Friday, December 10, 2010

Study Hall - Shobogenzo

Composing an opening sentence for this in my head, I came up with: in terms of the weather, we are back to where we were yesterday morning. I realise that I would not get very far with assertion if Dogen were listening, so let me say instead that this morning's weather is completely manifesting itself, and in terms of appearances, it is similar to yesterday morning, and I will add that this scuppers my idea to take a couple of hours off and go out on my bike.
I had another crack at reading 'Buddha Nature', 'Bussho', this morning, and with a running start, managed to wade through the twenty-five pages in about an hour. It ranks as one of the most important fascicles, which would explain why Dogen placed it third in his ordering of the 'Shobogenzo'. Here is some quintessential Dogen: "Daoxin's words What is it? mean what is it? It is called what. That is the name. It makes what. What makes it.The name is it. The name is what. It is presented as mugwort tea or green tea. It is daily tea and rice". Which for some reason brings to mind the ancient sage who said, under testimony, "It depends on what the meaning of the word 'is' is".
Once again, there is a full panoply of stories involving great teachers, all of which Dogen thoroughly deconstructs, and I find that there is nothing I can say about this. Here, then, is one of the more straightforward notions, which nonetheless speaks to what I imagine Dogen is getting at:
"The Buddha said, 'If you want to understand buddha nature, you should intimately observe cause and effect over time. When the time is ripe, buddha nature manifests'.

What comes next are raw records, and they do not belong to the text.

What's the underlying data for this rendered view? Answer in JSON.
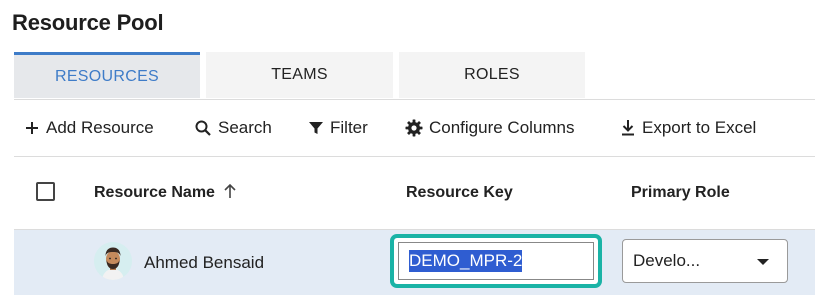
{
  "page": {
    "title": "Resource Pool"
  },
  "tabs": [
    {
      "label": "RESOURCES",
      "active": true
    },
    {
      "label": "TEAMS",
      "active": false
    },
    {
      "label": "ROLES",
      "active": false
    }
  ],
  "toolbar": {
    "add_label": "Add Resource",
    "search_label": "Search",
    "filter_label": "Filter",
    "config_label": "Configure Columns",
    "export_label": "Export to Excel",
    "icons": [
      "plus-icon",
      "search-icon",
      "filter-icon",
      "gear-icon",
      "download-icon"
    ]
  },
  "table": {
    "columns": {
      "name": "Resource Name",
      "key": "Resource Key",
      "role": "Primary Role"
    },
    "sort_icon": "arrow-up-icon",
    "rows": [
      {
        "name": "Ahmed Bensaid",
        "key": "DEMO_MPR-2",
        "role": "Develo..."
      }
    ]
  },
  "colors": {
    "accent": "#3e7cc8",
    "focus_ring": "#1ab3a6",
    "row_highlight": "#e3ebf5",
    "selection": "#2f5dd1"
  }
}
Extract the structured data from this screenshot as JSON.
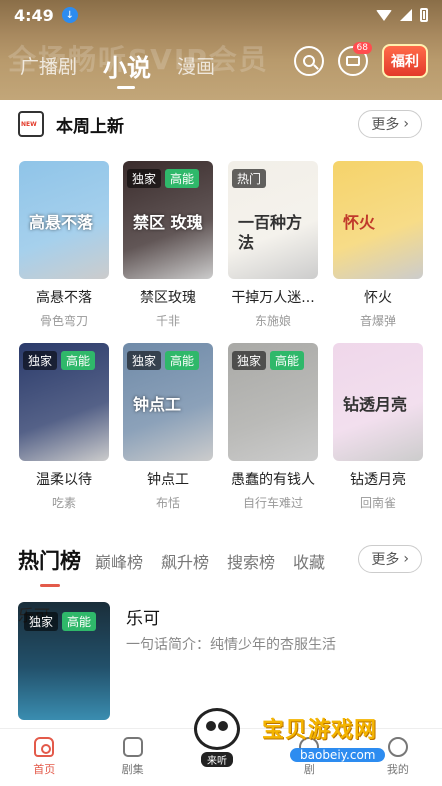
{
  "status": {
    "time": "4:49"
  },
  "banner_faded_text": "全场畅听SVIP会员",
  "header": {
    "tabs": [
      {
        "label": "广播剧",
        "active": false
      },
      {
        "label": "小说",
        "active": true
      },
      {
        "label": "漫画",
        "active": false
      }
    ],
    "mail_badge": "68",
    "gift_label": "福利"
  },
  "weekly": {
    "title": "本周上新",
    "more_label": "更多",
    "books": [
      {
        "name": "高悬不落",
        "author": "骨色弯刀",
        "tags": [],
        "cover_text": "高悬不落",
        "cover_color": "#8fc4e8"
      },
      {
        "name": "禁区玫瑰",
        "author": "千非",
        "tags": [
          "独家",
          "高能"
        ],
        "cover_text": "禁区 玫瑰",
        "cover_color": "#3a2c2c"
      },
      {
        "name": "干掉万人迷...",
        "author": "东施娘",
        "tags": [
          "热门"
        ],
        "cover_text": "一百种方法",
        "cover_color": "#f2efe8"
      },
      {
        "name": "怀火",
        "author": "音爆弹",
        "tags": [],
        "cover_text": "怀火",
        "cover_color": "#f5d36a"
      },
      {
        "name": "温柔以待",
        "author": "吃素",
        "tags": [
          "独家",
          "高能"
        ],
        "cover_text": "",
        "cover_color": "#2a3a6a"
      },
      {
        "name": "钟点工",
        "author": "布恬",
        "tags": [
          "独家",
          "高能"
        ],
        "cover_text": "钟点工",
        "cover_color": "#6f8aa8"
      },
      {
        "name": "愚蠢的有钱人",
        "author": "自行车难过",
        "tags": [
          "独家",
          "高能"
        ],
        "cover_text": "",
        "cover_color": "#a9a9a6"
      },
      {
        "name": "钻透月亮",
        "author": "回南雀",
        "tags": [],
        "cover_text": "钻透月亮",
        "cover_color": "#efd7ea"
      }
    ]
  },
  "ranking": {
    "tabs": [
      {
        "label": "热门榜",
        "active": true
      },
      {
        "label": "巅峰榜",
        "active": false
      },
      {
        "label": "飙升榜",
        "active": false
      },
      {
        "label": "搜索榜",
        "active": false
      },
      {
        "label": "收藏",
        "active": false
      }
    ],
    "more_label": "更多",
    "featured": {
      "title": "乐可",
      "desc": "一句话简介：纯情少年的杏服生活",
      "tags": [
        "独家",
        "高能"
      ],
      "cover_text": "乐可"
    }
  },
  "bottom_nav": {
    "items": [
      {
        "label": "首页",
        "active": true
      },
      {
        "label": "剧集",
        "active": false
      },
      {
        "label": "",
        "active": false
      },
      {
        "label": "剧",
        "active": false
      },
      {
        "label": "我的",
        "active": false
      }
    ],
    "listen_label": "来听"
  },
  "watermark": {
    "title": "宝贝游戏网",
    "url": "baobeiy.com"
  },
  "colors": {
    "accent": "#e35a4a",
    "tag_green": "#2fb86a",
    "banner": "#a8895f"
  }
}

The words to understand buddha nature do not only mean to know it, but to practice it, to realize it, to expound it, and to let go of it...When the time is ripe means that the time has already arrived. How can we doubt it? A time of doubting also is a time when buddha nature is present to the self...This principle is self-evident. Generally, there is no time when the time has not yet arrived; there is no buddha nature that is not actualized".
Later he tells us: "You should reflect without fail on Nagarjuna's words If you want to see buddha nature, first let go of your pride. It's not that you cannot see buddha nature, but to see it, you first need to let go of your pride. Because you are complex, there are many types of pride. There are myriad ways to let go of pride, and when you do, you see buddha nature".